Lucchesi nel Mondo torna sul pacchetto cittadinanza: “Sì a strumenti per impedire storture
Lucchesi
nel Mondo torna sul pacchetto cittadinanza:
“Sì a strumenti per
impedire storture, no alla chiusura del riconoscimento della
cittadinanza a discendenti di terza generazione”.
Lucca,
10 aprile 2025
– Torna ad inserirsi nel dibattito sul decreto legge cittadinanza
l’associazione Lucchesi nel Mondo, che lunedì 7 aprile 2025 ha
riunito il direttivo per
esaminare il Decreto Legge
numero 36 del 28 marzo 2025 e la presa di posizione di UNAIE
(l’Unione Nazionale delle Associazioni degli Immigrati ed Emigrati
che rappresenta 20 associazioni storiche) in merito.
“Preso
atto che al momento non
c’è una visione unica della tematica
– è la dichiarazione del consiglio direttivo, all’unanimità -,
sentiti molti nostri iscritti
all’estero, suggeriamo che il testo del Decreto sia modificato
estendendo la possibilità
di riacquisire la cittadinanza, includendo possibilmente la terza
generazione e facendo chiarezza su come possa essere dimostrato il
vincolo effettivo con il nostro Paese.
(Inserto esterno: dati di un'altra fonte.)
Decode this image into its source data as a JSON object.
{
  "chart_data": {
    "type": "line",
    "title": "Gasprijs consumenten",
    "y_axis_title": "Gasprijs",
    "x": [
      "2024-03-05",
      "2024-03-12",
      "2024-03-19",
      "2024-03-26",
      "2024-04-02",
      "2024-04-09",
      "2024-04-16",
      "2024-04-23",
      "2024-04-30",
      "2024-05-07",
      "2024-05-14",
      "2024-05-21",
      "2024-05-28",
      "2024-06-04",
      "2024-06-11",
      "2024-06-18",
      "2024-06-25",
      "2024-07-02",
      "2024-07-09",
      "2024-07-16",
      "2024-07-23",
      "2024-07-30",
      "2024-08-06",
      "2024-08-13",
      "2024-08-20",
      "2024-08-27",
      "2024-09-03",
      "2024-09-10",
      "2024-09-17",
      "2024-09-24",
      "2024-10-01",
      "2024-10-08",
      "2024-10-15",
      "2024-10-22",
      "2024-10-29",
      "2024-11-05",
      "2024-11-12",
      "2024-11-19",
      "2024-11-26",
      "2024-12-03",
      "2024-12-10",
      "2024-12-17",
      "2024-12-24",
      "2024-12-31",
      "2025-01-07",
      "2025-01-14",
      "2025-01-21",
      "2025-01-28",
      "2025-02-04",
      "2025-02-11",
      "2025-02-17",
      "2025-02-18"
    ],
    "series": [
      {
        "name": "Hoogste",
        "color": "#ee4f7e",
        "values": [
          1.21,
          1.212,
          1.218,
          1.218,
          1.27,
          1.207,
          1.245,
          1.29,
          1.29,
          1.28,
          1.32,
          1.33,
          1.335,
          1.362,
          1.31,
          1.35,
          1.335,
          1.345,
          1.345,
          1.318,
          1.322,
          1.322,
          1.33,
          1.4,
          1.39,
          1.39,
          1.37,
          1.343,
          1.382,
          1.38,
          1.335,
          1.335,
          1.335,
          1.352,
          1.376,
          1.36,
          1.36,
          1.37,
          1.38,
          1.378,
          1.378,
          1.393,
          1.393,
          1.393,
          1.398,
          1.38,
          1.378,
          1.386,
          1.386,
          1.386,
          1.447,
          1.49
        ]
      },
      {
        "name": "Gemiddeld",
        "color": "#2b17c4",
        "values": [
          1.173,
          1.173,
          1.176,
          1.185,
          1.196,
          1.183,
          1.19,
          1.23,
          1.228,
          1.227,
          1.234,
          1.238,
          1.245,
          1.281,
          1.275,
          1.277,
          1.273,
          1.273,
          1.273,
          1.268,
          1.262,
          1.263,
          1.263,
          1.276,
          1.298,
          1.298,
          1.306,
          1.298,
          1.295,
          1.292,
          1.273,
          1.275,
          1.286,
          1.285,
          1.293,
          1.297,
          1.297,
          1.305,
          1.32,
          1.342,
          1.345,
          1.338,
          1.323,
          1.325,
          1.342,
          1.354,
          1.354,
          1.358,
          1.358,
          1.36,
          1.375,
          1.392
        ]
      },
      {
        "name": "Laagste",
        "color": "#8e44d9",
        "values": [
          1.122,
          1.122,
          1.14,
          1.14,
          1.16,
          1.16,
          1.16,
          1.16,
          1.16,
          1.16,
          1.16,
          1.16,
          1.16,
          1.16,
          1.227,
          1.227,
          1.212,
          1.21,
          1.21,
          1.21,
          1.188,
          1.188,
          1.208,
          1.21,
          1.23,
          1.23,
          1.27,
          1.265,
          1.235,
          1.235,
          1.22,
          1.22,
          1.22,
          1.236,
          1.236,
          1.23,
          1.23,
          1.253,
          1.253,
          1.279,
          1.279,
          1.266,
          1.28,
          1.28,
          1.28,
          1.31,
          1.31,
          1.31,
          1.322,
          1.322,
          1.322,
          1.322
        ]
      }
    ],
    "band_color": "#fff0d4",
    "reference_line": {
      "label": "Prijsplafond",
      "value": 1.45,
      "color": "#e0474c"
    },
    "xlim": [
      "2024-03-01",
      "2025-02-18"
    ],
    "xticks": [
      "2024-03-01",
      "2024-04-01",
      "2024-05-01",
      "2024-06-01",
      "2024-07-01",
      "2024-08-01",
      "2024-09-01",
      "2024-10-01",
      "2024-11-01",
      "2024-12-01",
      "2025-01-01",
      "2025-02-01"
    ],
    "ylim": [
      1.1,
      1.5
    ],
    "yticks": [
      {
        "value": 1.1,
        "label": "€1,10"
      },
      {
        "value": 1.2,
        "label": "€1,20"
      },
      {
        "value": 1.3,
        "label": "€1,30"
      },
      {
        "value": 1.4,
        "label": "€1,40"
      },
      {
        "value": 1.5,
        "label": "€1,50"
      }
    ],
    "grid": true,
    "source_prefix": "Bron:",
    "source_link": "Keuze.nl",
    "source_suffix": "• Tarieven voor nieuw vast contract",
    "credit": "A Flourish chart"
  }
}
Sarebbe
auspicabile vincolare la possibilità di un riconoscimento ai
discendenti di emigranti oltre la terza generazione purché
dimostrino nei fatti di aver vissuto almeno un anno in un comune
italiano.
Siamo
concordi sulla necessità di introdurre maggiori controlli al fine di
evitare storture ed eventuali situazioni non lecite che portino a
riconoscimenti di cittadinanze finalizzate solo all’ottenimento di
un passaporto italiano e quindi comunitario”
Il
direttivo dell’associazione, che rappresenta 4.800 famiglie
aderenti nel mondo ed 80 tra delegazioni e circoli sparsi in ogni
continente, si dichiara allineato
con l’intenzione espressa dal Governo di evitare che si creino
situazioni poco chiare nelle procedure di acquisizione della
cittadinanza da parte di
discendenti italiani all’estero, come si sono in passato verificate
non tanto in provincia di Lucca ma in altre zone d’Italia,
ravvisando quindi la necessità di rivedere i criteri per evitare
possibili abusi; questo obietto dovrebbe però essere perseguito
senza penalizzare coloro che hanno un
reale legame con il nostro Paese, oggetto delle molte, positive
politiche di sensibilizzazione che hanno teso a sviluppare al Turismo
delle radici.
Per
quanto concerne poi la problematica relativa agli organici dei
Consolati, il Consiglio si è espresso richiedendo comunque un
potenziamento di queste strutture, non solo nell’ottica
dell’evasione delle pratiche relative alla cittadinanza ma anche al
fine di rendere le nostre rappresentanze diplomatiche più vicine
alle necessità dei cittadini italiani all’estero, e più efficaci
nella gestione delle molte questioni di cui si fanno carico.
In
allegato una foto di Ilaria Del Bianco, presidente dell’associazione
Lucchesi nel Mondo, insieme all'onorevole Giorgio Silli,
sottosegretario di Stato, durante la visita all’associazione del
luglio 2023.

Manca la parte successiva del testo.